To consistently improve yourself, you’ll occasionally want to make behavioral changes. Sometimes, this is easy. You decide what you want to alter and then do so. Other times, you might feel challenged in your efforts to change, even if the change is for the better.
So what can you do to make relatively permanent changes in your behavior, if you’re having trouble sticking to new ways of doing things? How do you go about establishing a new habit, something you do automatically without considering alternatives?
Forming Habits
We’ve all heard that we must repeat a behavior for a certain number of days to establish a habit. You might even have applied this information by marking off days on your calendar until you passed that last “magic” day, as you tried to form healthier practices in your life. However, recent research disputes what we once thought was necessary to form a habit.
Researcher Phillippa Lally and others at University College London determined that you actually must do an activity for 66 days in a row before it becomes a habit! They found that if you want to do a behavior automatically, you have to repeat it daily 66 times, consecutively.
Lally, et al also discovered that when first forming a habit, the behavior is cue-dependent. This means that in order to carry out a behavior you want to establish as a habit, you require exposure to a cue that serves to “remind” you to perform the action. Such cues can be either situational, (such as your environment or location) or contextual (based on something else that you do).
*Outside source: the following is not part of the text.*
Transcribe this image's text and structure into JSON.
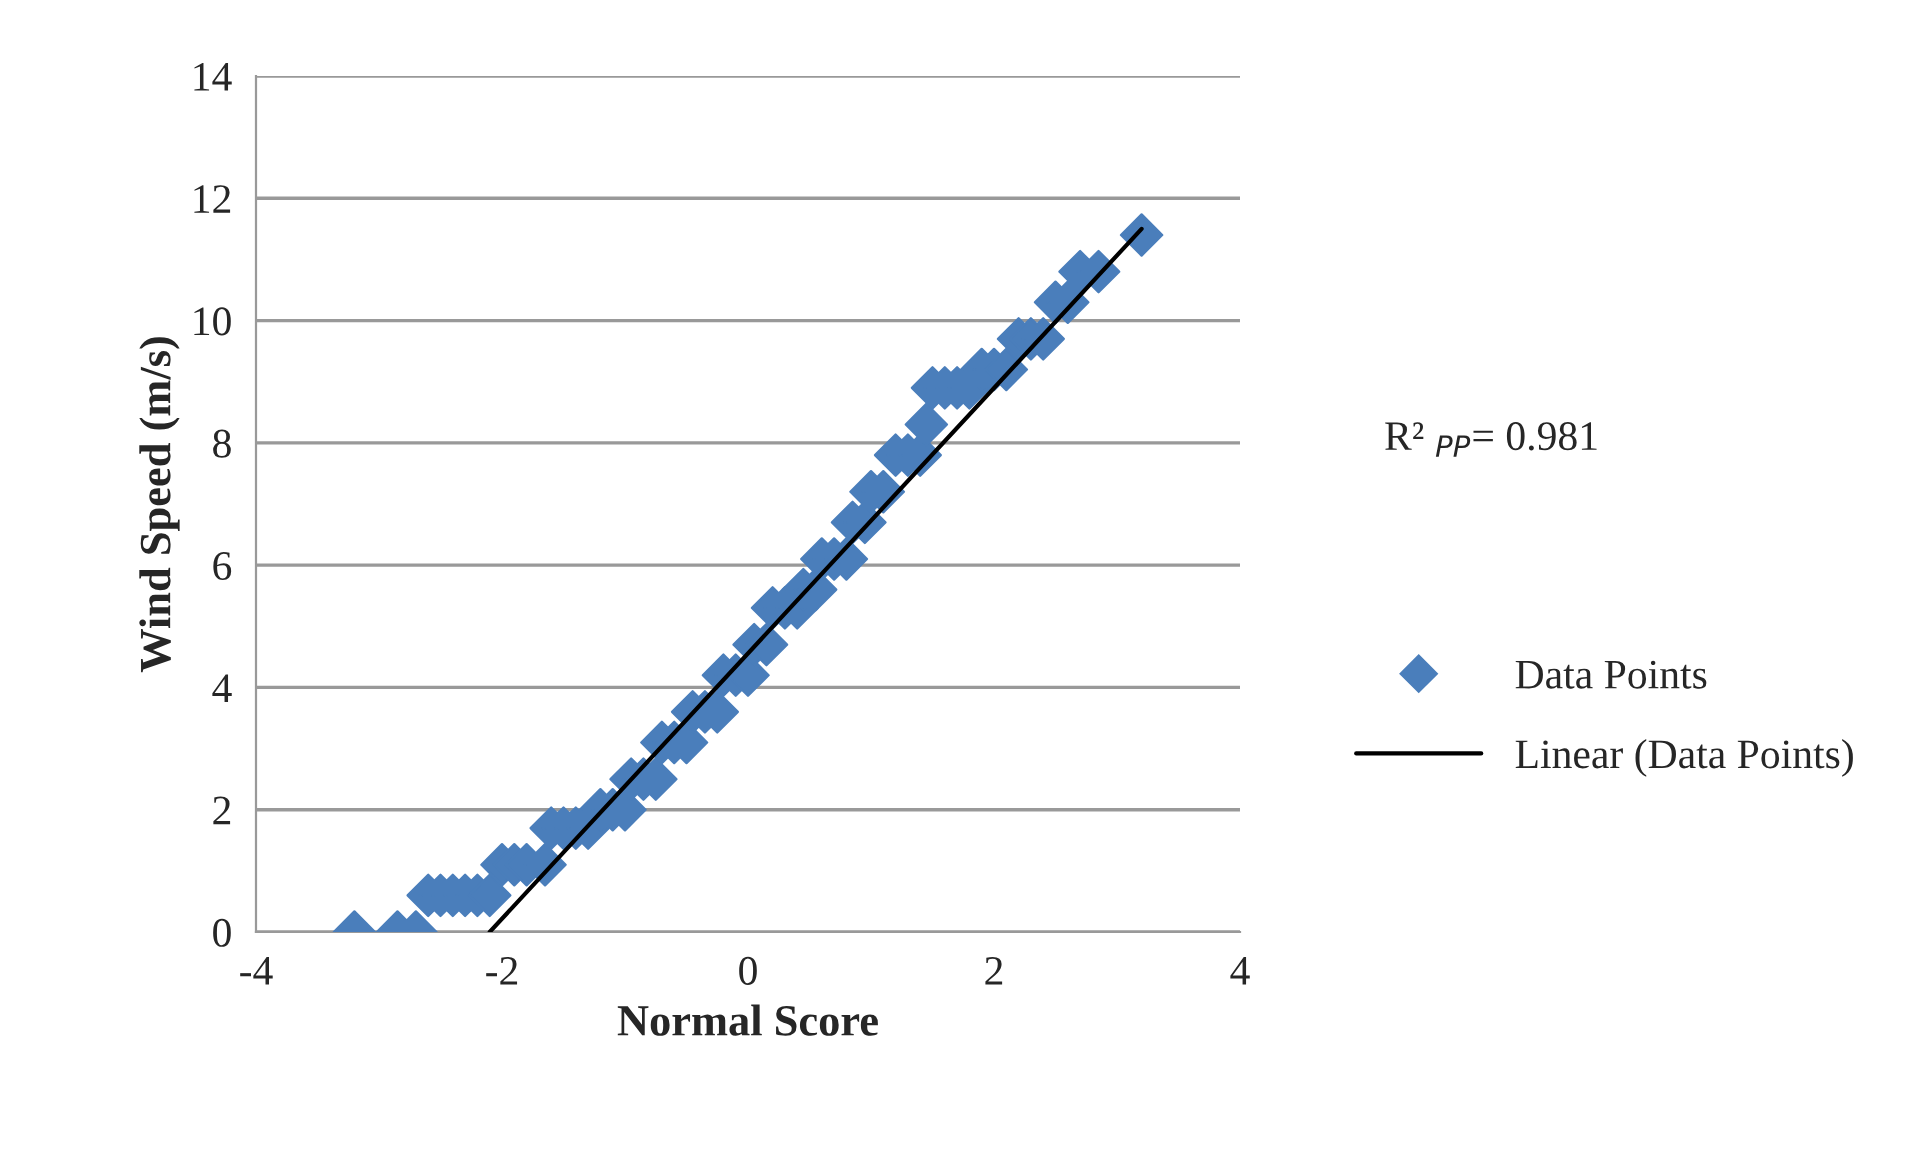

- Situational example: When you rise in the morning and enter the bathroom, you probably see your toothbrush or your sink. Those objects serve as cues for you to brush your teeth.
- Contextual example: Every morning before you eat breakfast, you want to remember to eat a piece of fruit. Your cue for this is getting out of bed in the morning or reaching the time of day when you’re about to eat breakfast.
Also relevant to forming a habit is consistency. Although you can skip a day, the research recommends you go right back to performing the desired action. Even though the researchers admit that they can’t say exactly how many times in 66 days you can skip and still form a habit, they do stress if you’re too inconsistent, the behavior won’t become automatic.
How to Establish a Habit
Based on the research:
1. Clarify what habit you want to establish. For example, “I want to increase my vegetable servings to 5 a day” or “I will walk 30 minutes a day.”
2. Commit to repeating the behavior every day for 66 days. If you already know you’re taking a vacation in 3 or 4 weeks, now might not be the time to work on forming a habit.
3. Consider what will be your cue. Will you see some object at home or will there be a time of day when you do something already? Just trusting yourself to remember to do the new behavior during your busy day may not be effective. Cues are potent reminders to help you as you work on bettering yourself.
4. Think about the location. The location at which you perform the behavior matters. Will you be at home when you do the new activity? At the office? If you can stick with the same location, at least until the habit forms, you’re more likely to be successful.
5. Be consistent. Refrain from skipping the behavior during the time of establishing the habit, if you can.
6. Notice when the activity becomes automatic. You’ll know a habit has been formed when you’ve reached the point where your day seems lacking if you don’t perform the behavior. Success, at last!
Now you have science to apply when you want to establish a habit. No more guesswork! Just 66 days of dedication and reminders, and you’ll be well on your way to a better you.